Trouble (Dogwood Lane 3)
“So you do know her?” he asks.
I yank out a chair across from him. But I don’t sit. Instead, I drape my arms over the back of it and look at my friend.
My world is imploding. A night that meant so much to me so long ago is now relevant—no, entwined—with a girl I just met that I probably really like if I let myself think about it. And I was starting to let myself think about it, I think.
“Do you remember the day my dad got arrested?” I ask.
A shadow falls on Matt’s face as he nods. “Yes.”
I close my eyes as I remember the rage in my dad’s eyes. The way he held my mom like she was a rag doll. How she screamed at me to leave him alone, but I knew that if I did, not only would the cycle of abuse continue but also one of us would end up dead. And it wouldn’t be him.
He gripped my throat. Spit in my face. Explained, in detail, what a disappointment I was to the Etling name. As I listened to his venom and felt the pain of his hits, both verbal and physical, I knew I had to do something. And when he finally let me go with a promise to continue our discussion later, after he had one with my mother, he locked me out of the house.
In my truck a few minutes later from a couple of streets away, I called the police and told them where they’d find a domestic dispute and enough cocaine to lock my dad up for the rest of his life.

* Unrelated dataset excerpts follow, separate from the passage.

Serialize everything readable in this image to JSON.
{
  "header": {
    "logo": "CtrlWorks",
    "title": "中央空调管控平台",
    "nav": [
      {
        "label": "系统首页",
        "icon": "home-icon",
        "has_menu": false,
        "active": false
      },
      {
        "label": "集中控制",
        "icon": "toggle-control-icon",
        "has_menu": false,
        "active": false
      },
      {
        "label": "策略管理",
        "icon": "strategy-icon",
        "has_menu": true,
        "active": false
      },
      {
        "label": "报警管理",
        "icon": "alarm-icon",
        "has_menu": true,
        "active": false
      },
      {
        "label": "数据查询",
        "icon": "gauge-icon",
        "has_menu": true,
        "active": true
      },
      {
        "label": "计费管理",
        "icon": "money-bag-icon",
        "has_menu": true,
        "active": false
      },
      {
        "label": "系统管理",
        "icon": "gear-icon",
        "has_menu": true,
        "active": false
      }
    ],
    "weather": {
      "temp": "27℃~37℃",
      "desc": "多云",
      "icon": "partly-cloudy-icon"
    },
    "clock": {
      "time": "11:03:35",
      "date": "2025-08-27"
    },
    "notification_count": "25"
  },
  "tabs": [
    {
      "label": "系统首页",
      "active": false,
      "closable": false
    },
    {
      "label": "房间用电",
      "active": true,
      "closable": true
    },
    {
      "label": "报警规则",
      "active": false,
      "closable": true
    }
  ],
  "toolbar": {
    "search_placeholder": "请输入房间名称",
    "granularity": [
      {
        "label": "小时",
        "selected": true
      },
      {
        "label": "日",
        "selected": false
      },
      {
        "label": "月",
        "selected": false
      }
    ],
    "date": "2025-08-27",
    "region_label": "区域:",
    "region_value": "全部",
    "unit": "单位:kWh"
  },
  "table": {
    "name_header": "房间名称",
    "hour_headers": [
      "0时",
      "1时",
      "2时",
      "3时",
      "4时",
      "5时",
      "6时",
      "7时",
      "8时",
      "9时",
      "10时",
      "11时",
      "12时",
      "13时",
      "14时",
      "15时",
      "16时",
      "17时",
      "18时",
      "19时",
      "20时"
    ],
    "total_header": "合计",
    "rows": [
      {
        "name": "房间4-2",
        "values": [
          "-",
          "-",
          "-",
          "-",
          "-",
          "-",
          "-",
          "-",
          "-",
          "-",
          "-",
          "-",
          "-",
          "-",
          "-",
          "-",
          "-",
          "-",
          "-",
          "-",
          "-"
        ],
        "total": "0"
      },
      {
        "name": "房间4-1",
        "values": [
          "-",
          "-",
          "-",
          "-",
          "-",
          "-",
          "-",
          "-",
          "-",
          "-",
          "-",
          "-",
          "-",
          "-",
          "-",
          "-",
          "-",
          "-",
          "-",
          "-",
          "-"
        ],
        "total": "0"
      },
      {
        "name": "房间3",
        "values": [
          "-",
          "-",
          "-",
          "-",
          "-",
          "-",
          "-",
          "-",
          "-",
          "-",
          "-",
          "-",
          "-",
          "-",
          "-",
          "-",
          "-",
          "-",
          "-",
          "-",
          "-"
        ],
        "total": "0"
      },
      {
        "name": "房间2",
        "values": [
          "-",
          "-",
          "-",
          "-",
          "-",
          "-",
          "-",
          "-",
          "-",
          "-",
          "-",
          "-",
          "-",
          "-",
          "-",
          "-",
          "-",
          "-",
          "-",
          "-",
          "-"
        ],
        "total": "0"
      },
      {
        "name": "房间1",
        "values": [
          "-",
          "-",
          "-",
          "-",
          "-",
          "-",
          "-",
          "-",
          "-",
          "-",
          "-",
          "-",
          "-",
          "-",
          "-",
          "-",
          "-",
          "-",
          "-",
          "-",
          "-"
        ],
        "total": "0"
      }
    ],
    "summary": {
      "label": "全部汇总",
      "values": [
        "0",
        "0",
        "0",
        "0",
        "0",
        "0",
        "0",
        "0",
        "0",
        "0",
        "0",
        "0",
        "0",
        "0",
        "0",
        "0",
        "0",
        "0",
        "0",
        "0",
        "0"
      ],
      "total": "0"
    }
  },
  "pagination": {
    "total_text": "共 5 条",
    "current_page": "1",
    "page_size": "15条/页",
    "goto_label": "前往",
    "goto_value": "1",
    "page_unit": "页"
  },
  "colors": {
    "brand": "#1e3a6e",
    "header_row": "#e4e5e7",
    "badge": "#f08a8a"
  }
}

“I thought he was going to kill me that night,” I say. “There was something different about him. It was evil. Just inhuman, honestly.” I take a huge swallow of air. “I’m the one that called on him.”
The words taste bitter on my tongue. Still, a weight is lifted from my shoulders as I expel the truth to someone for the very first time.
My chest shakes as I drag in uneven breaths.
I called the police on my own father.
I look up at Matt warily. His eyes grow wide as he absorbs this information.
“Penn, man, I had no idea. That must’ve been hard as hell.”
That’s one way to put it.
“Not my favorite memory in the world,” I say. “But after I did it, I drove out to the lake. I didn’t know what to do.”
“Why didn’t you come over?”
“It’s hard to go to someone’s house that has a decent family when yours is as fucked up as mine was. It makes you feel like there’s something wrong with you.”
“There’s nothing wrong with you, Penn. You are not your parents.”
I shake my head. “I know that. But I couldn’t put on a face for you and Dane.”
He wants to offer me his sympathy. There’s a reminder coming that everything worked out and my mom died having had a little peace and that I turned out okay. But he keeps it all held back. I’m glad for it.
“I was sitting out there,” I say. “It was Fourth of July weekend. I watched the fireworks and pretended my grandpa was there because he’d understand. I realized he was trying to prepare me for this for years, and I just . . . I felt so fucking alone. I didn’t think anyone would understand.” My lips turn upward. “And then this girl came out of nowhere.”
Matt’s face transforms into shock when he sees where I’m going with this.
“I still don’t know how she found me. No one ever comes down that path, but she did. She had hair the color of coal and the thickest black eyeliner. Her lips were stained like she’d been biting them all day.” I chuckle at the thought of Avery looking like that now. “She was also in the same mood as me.”
“It was Avery?”
“It was Abby,” I say, lifting a brow. “We hung out that night. Talked about our shitty lives and how much our DNA might affect us, whether we had a shot at being normal people or not. And we had sex and she left and all I remember specifically about her was that her name was Abby and she had a pair of dice tattooed on her rib cage. A ‘fuck you’ to her parents, she said.” I tip back the rest of Matt’s beer. “Before she left, she wished me luck and told me, ‘Roll with it.’ I never saw her again.”
Talking about this night with Avery in mind feels too hard to believe. But it’s true. I know it in my gut. It explains so much. Why I was drawn to her in the first place. Why I kept thinking I knew her. Why I felt a connection or some crazy shit with her from day one.